Learn techniques for using Databricks Repos in CI/CD workflows. Integrating Git repos with Databricks Repos provides source control for project files.
The following figure shows an overview of the techniques and workflow.
For an overview of CI/CD with Databricks, see What is CI/CD on Databricks?.
Databricks Repos have user-level folders and non-user top level folders. User-level folders are automatically created when users first clone a remote repository. You can think of Databricks Repos in user folders as “local checkouts” that are individual for each user and where users make changes to their code.
In your user folder in Databricks Repos, clone your remote repository. A best practice is to create a new feature branch or select a previously created branch for your work, instead of directly committing and pushing changes to the main branch. You can make changes, commit, and push changes in that branch. When you are ready to merge your code, you can do so in the Repos UI.
This workflow requires that you have already set up your Git integration.
Databricks recommends that each developer works on their own feature branch. For information about how to resolve merge conflicts, see Resolve merge conflicts.
In the following workflow uses a branch called feature-b that is based on the main branch.
Use the Repos UI to create a feature branch from the main branch. This example uses a single feature branch feature-b for simplicity. You can create and use multiple feature branches to do your work.
Make your modifications to Databricks notebooks and other files in the repo.
Coworkers can now clone the Git repository into their own user folder.
Working on a new branch, a coworker makes changes to the notebooks and other files in the Repo.
The coworker commits and pushes their changes to the Git provider.
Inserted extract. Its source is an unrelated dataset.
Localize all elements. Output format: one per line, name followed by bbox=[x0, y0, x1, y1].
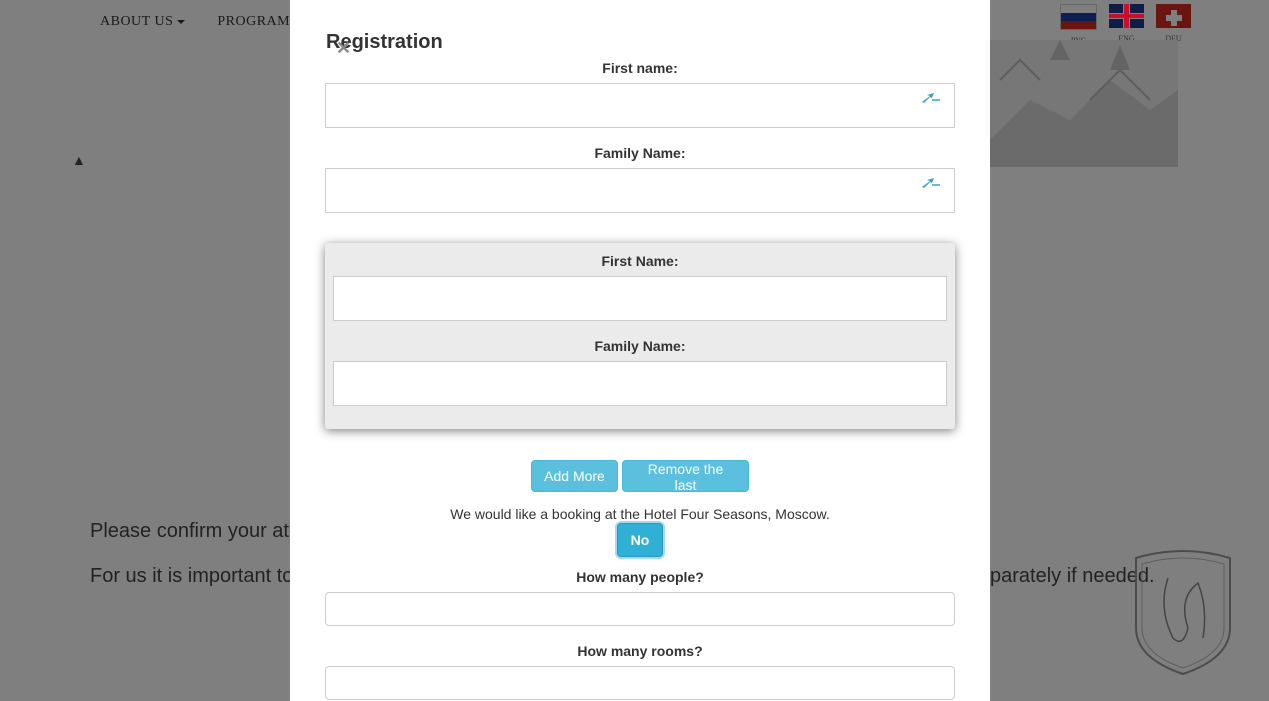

To merge changes from other branches or rebase the feature-b branch in Databricks, in the Repos UI use one of the following workflows:
When you are ready to merge your work to the remote repo and main branch, use the Repos UI to merge the changes from feature-b. If you prefer, you can instead merge changes in your Git provider.
Databricks Repos provides two options for running your production jobs:
Option 1: Provide a remote Git ref in the job definition, for example, a specific notebook in main branch of a Github repository.
Option 2: Set up a production repo and use Repos APIs to update it programmatically. Then run jobs against this Databricks repo.
Simplify the job definition process and keep a single source of truth by running a Databricks job using notebooks located in a remote Git repository. This Git reference can be a Git commit, tag, or branch and is provided by you in the job definition.
This helps prevent unintentional changes to your production job, for example, when a user makes local edits in a production repo or switches branches. It also automates the CD step as you do not need to create a separate production repo in Databricks, manage permissions for it, and keep it updated.
In this option, you set up a production repo and Git automation to update Databricks Repos on merge.
The admin creates non-user top-level folders. The most common use case for these top-level folders is to create development, staging, and production folders that contain Databricks Repos for the appropriate versions or branches for development, staging, and production. For example, if your company uses the Main branch for production, the production folder would contain a repo that is checked out to the Main branch.
Typically permissions on these top-level folders are read-only for all non-admin users within the workspace. For such top-level folders we recommend you only provide service principal(s) with Can Edit and Can Manage permissions to avoid accidental edits to your production code by workspace users.
In this step, use the Repos API to set up automation to update Databricks Repos upon a merge event.
To keep a repo in Databricks at the latest version, you can set up Git automation to call the Repos API. In your Git provider, set up automation that—after every successful merge of a PR into the main branch—calls the Repos API endpoint on the appropriate repo in the Production folder to pull the changes and update that repo to the latest version.
For example, on GitHub this can be achieved with GitHub Actions.
To run the above mentioned workflows with service principals:
Create a service principal with Databricks.
Add the git credentials: Your Git provider PAT for the service principal.
To set up service principals and then add Git provider credentials:
Create a Databricks service principal in your workspace with the Service Principals API.
Create a Databricks access token for a Databricks service principal with the Token management API.
Add your Git provider credentials to your workspace with your Databricks access token and the Git Credentials API.
To call these three APIs, you can use tools such as
curl, Postman, or Terraform. You cannot use the Databricks user interface.